Especialistas explicam formas de transmissão, sintomas e medidas de prevenção para proteger os animais
A chamada “doença do carrapato” continua sendo uma das ocorrências mais comuns no atendimento clínico de cães e pode evoluir para quadros graves e até fatais se não for diagnosticada e tratada rapidamente. O tema foi destaque do programa Vida de Pet, com a participação dos veterinários Wilker Paiva e Emanuela Dias, que esclareceram dúvidas sobre transmissão, sintomas e prevenção.
Segundo a médica veterinária, a contaminação ocorre pela picada do carrapato infectado que, ao se alimentar do sangue, transmite bactérias para a corrente sanguínea do animal. Mesmo que o tutor não tenha visto o parasita, o risco existe.
“Às vezes, esse carrapato ficou escondido em regiões como orelhas, axilas ou entre os dedos, ou picou o animal por poucas horas e caiu. Então, o cão pode ter a doença mesmo sem o dono ter observado o carrapato”, explicou Emanuela.
Sintomas podem ser discretos
Os especialistas alertam que os sinais iniciais são inespecíficos e podem passar despercebidos.
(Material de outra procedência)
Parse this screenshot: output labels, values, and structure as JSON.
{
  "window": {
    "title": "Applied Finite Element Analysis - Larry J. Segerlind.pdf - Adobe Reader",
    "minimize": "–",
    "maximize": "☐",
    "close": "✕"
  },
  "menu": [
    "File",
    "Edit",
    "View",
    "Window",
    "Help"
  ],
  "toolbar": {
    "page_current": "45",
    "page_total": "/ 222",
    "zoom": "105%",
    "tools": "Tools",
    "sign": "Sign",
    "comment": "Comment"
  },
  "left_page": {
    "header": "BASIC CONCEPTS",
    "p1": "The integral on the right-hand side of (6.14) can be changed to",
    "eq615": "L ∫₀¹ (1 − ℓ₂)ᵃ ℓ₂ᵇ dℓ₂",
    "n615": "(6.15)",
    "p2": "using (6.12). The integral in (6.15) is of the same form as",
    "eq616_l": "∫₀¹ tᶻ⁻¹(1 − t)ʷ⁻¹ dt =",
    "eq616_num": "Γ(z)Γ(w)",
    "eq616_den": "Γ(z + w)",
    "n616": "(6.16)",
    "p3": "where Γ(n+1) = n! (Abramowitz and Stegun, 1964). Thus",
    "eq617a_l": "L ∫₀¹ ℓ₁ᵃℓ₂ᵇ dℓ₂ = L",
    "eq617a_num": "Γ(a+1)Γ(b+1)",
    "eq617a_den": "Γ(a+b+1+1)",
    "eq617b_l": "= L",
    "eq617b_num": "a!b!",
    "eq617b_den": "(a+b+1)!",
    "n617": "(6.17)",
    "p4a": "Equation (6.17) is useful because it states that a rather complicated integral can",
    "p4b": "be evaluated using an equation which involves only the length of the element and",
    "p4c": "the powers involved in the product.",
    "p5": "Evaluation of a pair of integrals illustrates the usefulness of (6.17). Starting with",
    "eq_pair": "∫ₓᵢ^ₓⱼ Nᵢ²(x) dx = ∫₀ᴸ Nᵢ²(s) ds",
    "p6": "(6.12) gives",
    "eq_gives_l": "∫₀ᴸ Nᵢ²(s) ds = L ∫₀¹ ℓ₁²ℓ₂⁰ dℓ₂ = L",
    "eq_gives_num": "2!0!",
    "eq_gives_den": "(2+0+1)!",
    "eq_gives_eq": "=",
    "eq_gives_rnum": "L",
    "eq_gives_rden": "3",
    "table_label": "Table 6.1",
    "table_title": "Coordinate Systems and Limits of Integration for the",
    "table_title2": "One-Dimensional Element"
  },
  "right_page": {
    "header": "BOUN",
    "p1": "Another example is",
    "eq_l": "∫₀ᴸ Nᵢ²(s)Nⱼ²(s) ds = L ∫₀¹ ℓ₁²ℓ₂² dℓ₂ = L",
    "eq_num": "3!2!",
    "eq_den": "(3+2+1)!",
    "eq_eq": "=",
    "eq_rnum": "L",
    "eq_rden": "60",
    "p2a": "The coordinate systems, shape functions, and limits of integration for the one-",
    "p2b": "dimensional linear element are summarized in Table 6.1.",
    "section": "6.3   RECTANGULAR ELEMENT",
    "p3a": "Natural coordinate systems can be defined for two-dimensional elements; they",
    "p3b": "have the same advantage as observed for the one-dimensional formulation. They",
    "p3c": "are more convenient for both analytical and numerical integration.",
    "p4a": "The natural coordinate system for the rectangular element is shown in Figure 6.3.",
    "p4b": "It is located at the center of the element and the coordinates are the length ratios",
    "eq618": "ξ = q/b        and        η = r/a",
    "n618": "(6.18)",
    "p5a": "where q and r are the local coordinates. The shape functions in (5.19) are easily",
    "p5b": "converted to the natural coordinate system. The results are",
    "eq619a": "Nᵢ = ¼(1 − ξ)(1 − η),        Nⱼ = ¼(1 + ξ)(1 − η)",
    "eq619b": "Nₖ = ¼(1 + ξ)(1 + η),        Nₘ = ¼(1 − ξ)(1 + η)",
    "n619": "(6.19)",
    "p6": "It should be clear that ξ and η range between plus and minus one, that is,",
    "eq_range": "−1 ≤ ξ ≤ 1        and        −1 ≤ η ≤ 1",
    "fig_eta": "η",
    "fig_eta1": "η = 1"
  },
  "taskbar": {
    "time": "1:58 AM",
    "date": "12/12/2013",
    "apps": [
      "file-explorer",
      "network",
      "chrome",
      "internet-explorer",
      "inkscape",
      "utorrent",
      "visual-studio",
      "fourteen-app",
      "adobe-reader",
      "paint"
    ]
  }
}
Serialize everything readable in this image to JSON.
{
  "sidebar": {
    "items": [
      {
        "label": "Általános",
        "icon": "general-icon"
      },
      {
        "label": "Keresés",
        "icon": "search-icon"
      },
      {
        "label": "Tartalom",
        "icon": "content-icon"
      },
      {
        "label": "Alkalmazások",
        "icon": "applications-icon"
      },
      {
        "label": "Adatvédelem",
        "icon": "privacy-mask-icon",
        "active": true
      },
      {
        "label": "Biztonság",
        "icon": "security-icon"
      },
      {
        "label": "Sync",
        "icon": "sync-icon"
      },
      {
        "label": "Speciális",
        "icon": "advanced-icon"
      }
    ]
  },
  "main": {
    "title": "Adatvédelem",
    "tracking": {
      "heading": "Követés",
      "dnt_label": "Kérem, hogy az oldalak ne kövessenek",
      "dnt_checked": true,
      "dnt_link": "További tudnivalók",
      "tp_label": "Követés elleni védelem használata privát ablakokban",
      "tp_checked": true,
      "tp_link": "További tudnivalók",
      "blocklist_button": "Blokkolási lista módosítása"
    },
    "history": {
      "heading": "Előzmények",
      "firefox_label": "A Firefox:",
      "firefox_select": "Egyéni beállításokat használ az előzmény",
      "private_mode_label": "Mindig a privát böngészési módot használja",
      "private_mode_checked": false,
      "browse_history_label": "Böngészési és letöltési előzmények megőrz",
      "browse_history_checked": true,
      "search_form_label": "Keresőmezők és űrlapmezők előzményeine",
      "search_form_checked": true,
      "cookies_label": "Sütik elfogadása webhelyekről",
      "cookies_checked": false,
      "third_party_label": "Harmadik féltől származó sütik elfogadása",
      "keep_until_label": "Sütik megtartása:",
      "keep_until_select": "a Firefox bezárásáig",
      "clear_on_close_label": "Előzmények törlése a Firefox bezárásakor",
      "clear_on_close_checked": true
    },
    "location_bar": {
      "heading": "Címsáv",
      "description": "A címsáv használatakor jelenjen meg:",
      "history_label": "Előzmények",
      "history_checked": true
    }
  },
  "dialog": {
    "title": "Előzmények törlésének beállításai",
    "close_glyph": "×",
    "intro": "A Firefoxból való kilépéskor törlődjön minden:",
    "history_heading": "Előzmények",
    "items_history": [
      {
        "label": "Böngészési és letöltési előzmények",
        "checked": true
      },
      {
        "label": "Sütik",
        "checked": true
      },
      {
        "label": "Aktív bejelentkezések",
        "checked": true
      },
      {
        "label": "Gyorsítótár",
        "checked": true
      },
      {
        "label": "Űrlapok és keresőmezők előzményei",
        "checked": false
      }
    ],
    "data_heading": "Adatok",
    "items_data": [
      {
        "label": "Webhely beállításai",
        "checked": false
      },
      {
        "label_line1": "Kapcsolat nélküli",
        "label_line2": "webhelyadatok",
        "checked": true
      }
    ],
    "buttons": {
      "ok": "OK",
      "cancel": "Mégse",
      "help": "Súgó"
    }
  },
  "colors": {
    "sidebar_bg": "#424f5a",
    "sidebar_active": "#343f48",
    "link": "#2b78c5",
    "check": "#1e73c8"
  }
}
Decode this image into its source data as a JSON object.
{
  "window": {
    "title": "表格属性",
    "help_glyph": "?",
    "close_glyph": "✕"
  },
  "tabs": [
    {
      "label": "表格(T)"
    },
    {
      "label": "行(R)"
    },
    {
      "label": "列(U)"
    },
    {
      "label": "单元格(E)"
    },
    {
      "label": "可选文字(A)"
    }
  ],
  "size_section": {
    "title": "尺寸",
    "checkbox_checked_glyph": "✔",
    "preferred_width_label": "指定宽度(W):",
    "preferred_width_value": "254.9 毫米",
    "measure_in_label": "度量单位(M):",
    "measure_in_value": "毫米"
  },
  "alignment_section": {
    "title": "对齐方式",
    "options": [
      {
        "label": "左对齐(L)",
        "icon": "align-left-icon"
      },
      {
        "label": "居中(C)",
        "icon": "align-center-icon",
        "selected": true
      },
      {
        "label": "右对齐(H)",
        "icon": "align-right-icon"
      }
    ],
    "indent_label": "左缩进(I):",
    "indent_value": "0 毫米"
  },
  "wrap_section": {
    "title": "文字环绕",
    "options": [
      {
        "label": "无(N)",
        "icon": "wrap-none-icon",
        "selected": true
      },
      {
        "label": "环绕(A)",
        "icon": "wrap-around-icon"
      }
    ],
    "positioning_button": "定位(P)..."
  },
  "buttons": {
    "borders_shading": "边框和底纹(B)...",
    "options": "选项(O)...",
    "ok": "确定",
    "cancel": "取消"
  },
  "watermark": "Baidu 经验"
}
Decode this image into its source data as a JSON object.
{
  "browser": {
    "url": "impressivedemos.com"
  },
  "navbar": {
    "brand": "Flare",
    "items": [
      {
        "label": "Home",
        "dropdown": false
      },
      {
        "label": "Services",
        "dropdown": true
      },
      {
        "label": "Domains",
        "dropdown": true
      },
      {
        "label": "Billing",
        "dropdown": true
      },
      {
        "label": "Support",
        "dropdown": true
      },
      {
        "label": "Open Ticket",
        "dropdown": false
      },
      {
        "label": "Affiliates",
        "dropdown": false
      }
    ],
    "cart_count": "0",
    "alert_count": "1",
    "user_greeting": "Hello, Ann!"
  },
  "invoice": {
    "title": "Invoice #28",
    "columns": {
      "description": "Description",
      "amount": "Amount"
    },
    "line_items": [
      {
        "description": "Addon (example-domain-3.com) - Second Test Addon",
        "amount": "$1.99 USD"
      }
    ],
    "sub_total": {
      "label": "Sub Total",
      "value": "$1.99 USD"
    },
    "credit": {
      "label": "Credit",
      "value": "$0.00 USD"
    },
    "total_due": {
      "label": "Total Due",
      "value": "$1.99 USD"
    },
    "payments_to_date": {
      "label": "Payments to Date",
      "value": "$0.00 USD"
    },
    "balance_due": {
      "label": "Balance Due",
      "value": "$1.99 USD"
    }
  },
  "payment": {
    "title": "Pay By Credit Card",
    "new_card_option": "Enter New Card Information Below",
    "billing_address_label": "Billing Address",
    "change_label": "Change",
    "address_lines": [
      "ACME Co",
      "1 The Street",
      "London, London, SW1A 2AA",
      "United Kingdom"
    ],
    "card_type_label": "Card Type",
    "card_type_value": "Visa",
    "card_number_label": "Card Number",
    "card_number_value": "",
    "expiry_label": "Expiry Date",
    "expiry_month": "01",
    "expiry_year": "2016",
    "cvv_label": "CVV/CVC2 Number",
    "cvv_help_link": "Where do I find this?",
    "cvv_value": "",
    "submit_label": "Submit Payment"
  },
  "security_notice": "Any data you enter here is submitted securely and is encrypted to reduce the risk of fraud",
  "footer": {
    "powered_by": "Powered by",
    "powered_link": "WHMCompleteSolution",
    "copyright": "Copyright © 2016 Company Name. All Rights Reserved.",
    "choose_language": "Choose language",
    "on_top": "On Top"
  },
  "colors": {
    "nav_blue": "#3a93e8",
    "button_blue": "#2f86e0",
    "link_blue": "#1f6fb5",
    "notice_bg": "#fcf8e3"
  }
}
Entre os mais comuns estão perda de apetite, apatia, febre e mucosas pálidas.
“Qualquer mudança de comportamento, como o animal parar de brincar ou deixar a ração no prato, já é motivo para procurar avaliação veterinária”, reforçou Wilker.
Ele destacou ainda que algumas raças são mais resistentes na demonstração de sintomas e podem aparentar normalidade mesmo com febre alta, o que exige observação cuidadosa por parte dos tutores.
Diagnóstico e tratamento
O diagnóstico começa pela avaliação clínica e pelo histórico do animal, sendo confirmado por exames laboratoriais, como hemograma e testes rápidos. Em alguns casos, exames mais completos são necessários para identificar o agente específico, já que a doença do carrapato engloba diferentes enfermidades.
Entre as principais registradas na rotina clínica estão erliquiose, babesiose e anaplasmose, que apresentam sintomas semelhantes, incluindo anemia e queda de plaquetas. Sem tratamento adequado, o quadro pode evoluir para complicações graves, como falência da medula óssea e necessidade de transfusão sanguínea.
“Quando diagnosticada precocemente, a taxa de recuperação é muito alta. O problema é quando o animal chega em estágio avançado”, alertou o veterinário.

A veterinária entre os apresentadores veterinário Dr. Wilker Paiva e radialista Edvaldo Gomes. Foto: Caio César/Portal Imbiara
Prevenção ainda é a melhor estratégia
Não existe vacina contra essas doenças. A proteção baseia-se no uso de produtos antiparasitários, como coleiras, comprimidos ou pipetas, além de cuidados com o ambiente.
“Esses produtos não garantem 100% de proteção, mas reduzem o tempo que o carrapato permanece no animal e diminuem bastante o risco”, explicou Emanuela.
Manter quintais limpos e com vegetação baixa também é recomendado. Em áreas rurais, o controle deve considerar a presença de outros animais e o trânsito de cães entre fazendas e cidades.
Casos raros em gatos e risco também para humanos
A doença é muito mais comum em cães, já que os gatos tendem a remover parasitas ao se limpar constantemente. Ainda assim, a infecção pode ocorrer.
Os veterinários lembraram que enfermidades transmitidas por carrapatos também afetam humanos, reforçando a importância da prevenção e do diagnóstico precoce em animais de estimação.